Medicine: Second Sight | TIME

June 2024 · 2 minute read

Second Sight When John Howard Griffin was an Air Force sergeant in the South Pacific in 1944, a bomber caught fire on the ground. It exploded as Griffin was running toward it. Two weeks later, enemy bombs fell near the base, and Griffin gradually lost his sight. Doctors laid this to a blockage of circulation in arteries supplying the eyes. After the war, Griffin turned to writing books, which he dictated on a wire recorder, notably The Devil Rides Outside, a 1952 success about a man’s tortured search for God in and out of a monastery. Three years ago he married, without ever seeing his wife or, later, their two children.

Last week, as Griffin walked alone and unaided from his workshop to the house on his parents’ farm outside Mansfield,

Texas, he began to see again for the first time in ten years.

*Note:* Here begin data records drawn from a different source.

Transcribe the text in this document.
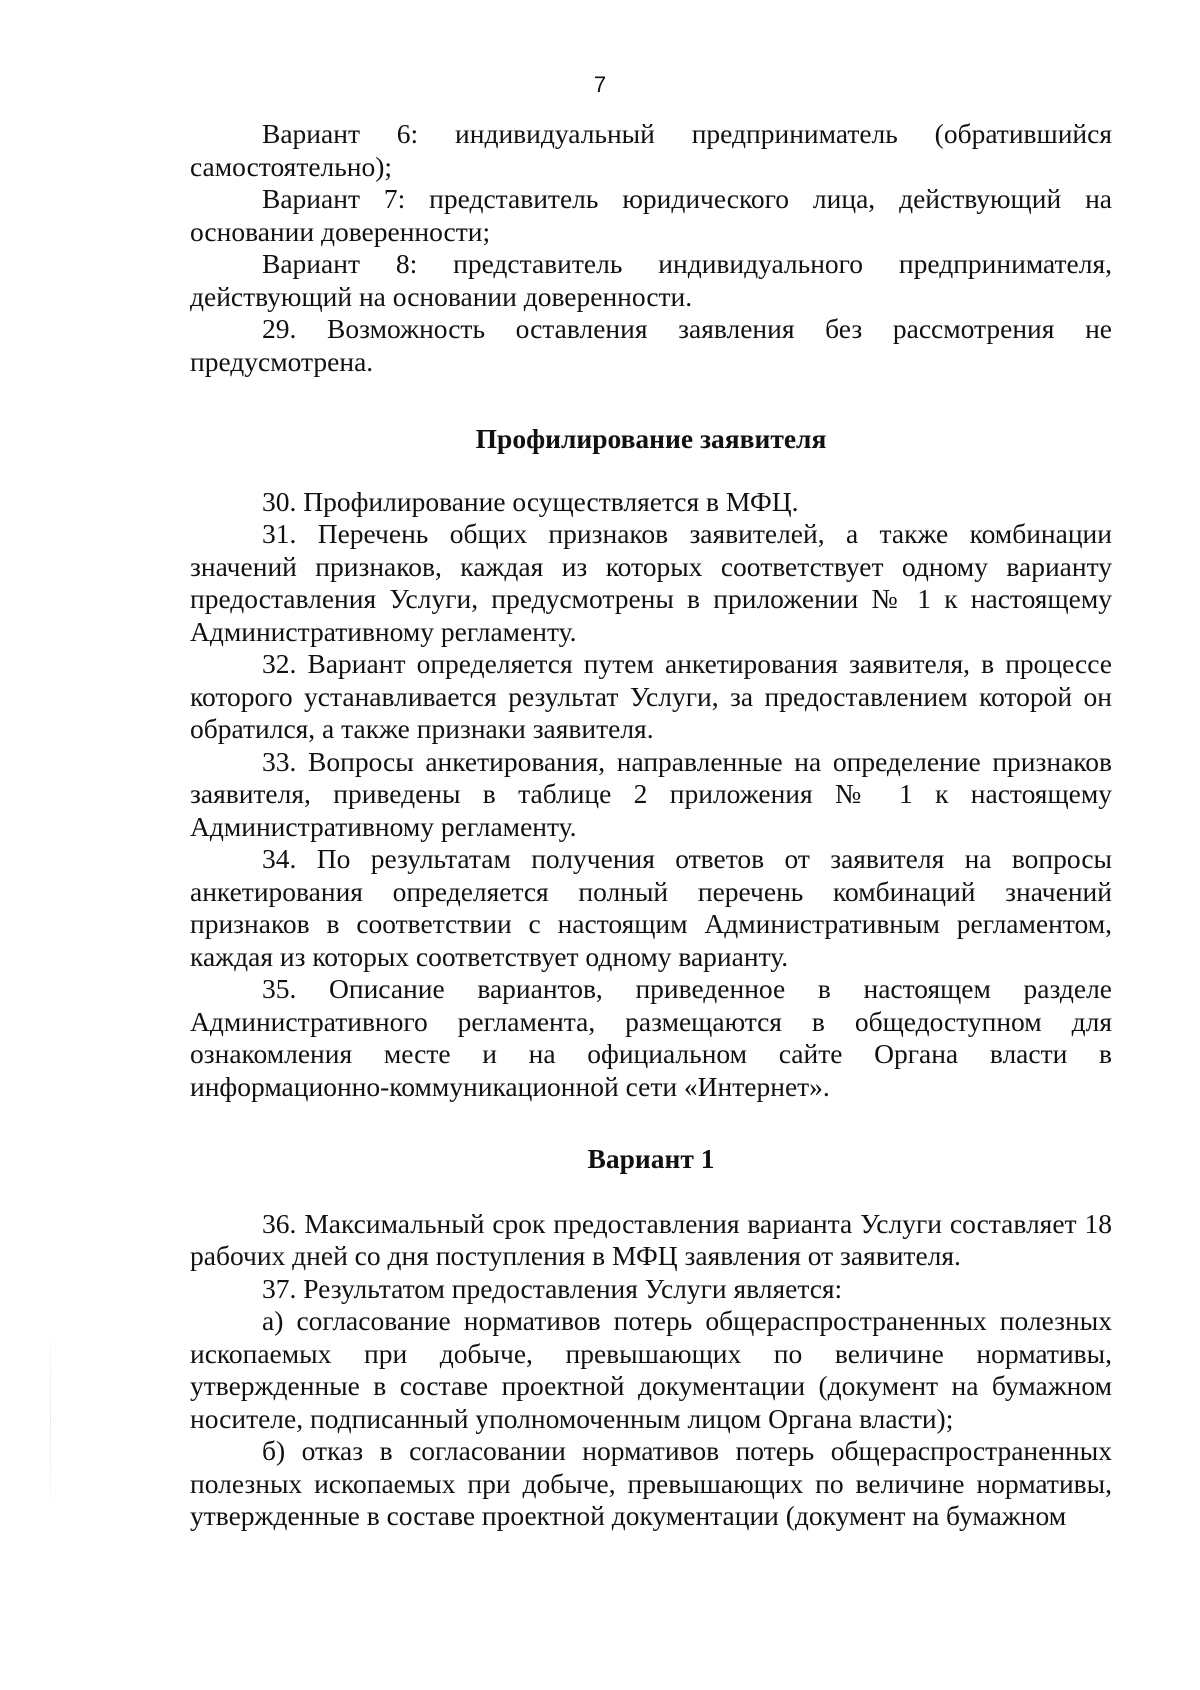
7

Вариант 6: индивидуальный предприниматель (обратившийся самостоятельно);

Вариант 7: представитель юридического лица, действующий на основании доверенности;

Вариант 8: представитель индивидуального предпринимателя, действующий на основании доверенности.

29. Возможность оставления заявления без рассмотрения не предусмотрена.

Профилирование заявителя

30. Профилирование осуществляется в МФЦ.

31. Перечень общих признаков заявителей, а также комбинации значений признаков, каждая из которых соответствует одному варианту предоставления Услуги, предусмотрены в приложении № 1 к настоящему Административному регламенту.

32. Вариант определяется путем анкетирования заявителя, в процессе которого устанавливается результат Услуги, за предоставлением которой он обратился, а также признаки заявителя.

33. Вопросы анкетирования, направленные на определение признаков заявителя, приведены в таблице 2 приложения № 1 к настоящему Административному регламенту.

34. По результатам получения ответов от заявителя на вопросы анкетирования определяется полный перечень комбинаций значений признаков в соответствии с настоящим Административным регламентом, каждая из которых соответствует одному варианту.

35. Описание вариантов, приведенное в настоящем разделе Административного регламента, размещаются в общедоступном для ознакомления месте и на официальном сайте Органа власти в информационно-коммуникационной сети «Интернет».

Вариант 1

36. Максимальный срок предоставления варианта Услуги составляет 18 рабочих дней со дня поступления в МФЦ заявления от заявителя.

37. Результатом предоставления Услуги является:

а) согласование нормативов потерь общераспространенных полезных ископаемых при добыче, превышающих по величине нормативы, утвержденные в составе проектной документации (документ на бумажном носителе, подписанный уполномоченным лицом Органа власти);

б) отказ в согласовании нормативов потерь общераспространенных полезных ископаемых при добыче, превышающих по величине нормативы, утвержденные в составе проектной документации (документ на бумажном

Knowing that many cases of apparent blindness are relieved by a shock, Griffin explained: “There was no bump, no jar. Nothing had happened. Suddenly everything looked like red sand in front of my eyes.” By the time a doctor arrived, Griffin could make out the color of his blue suit and read a prescription blank. Near shock from the experience, Griffin was put on heavy doses of sedatives, given “cylinder glasses” to help pull his eye muscles back to useful strength. His vision. Griffin estimated, was about 20-150.

Although Griffin belittled the possibility. the only plausible medical explanation of his case was that his blindness had been mainly, if not entirely, hysterical, i.e., brought on by the emotional shock of bomb blasts. Dissolution of a longstanding blood clot could not explain his recovery, as such a clot would soon have caused irreparable damage to the eye’s nerves. Seeing his wife and children for the first time, he said: “They are more beautiful than I ever suspected … I am astonished, stunned and thankful.”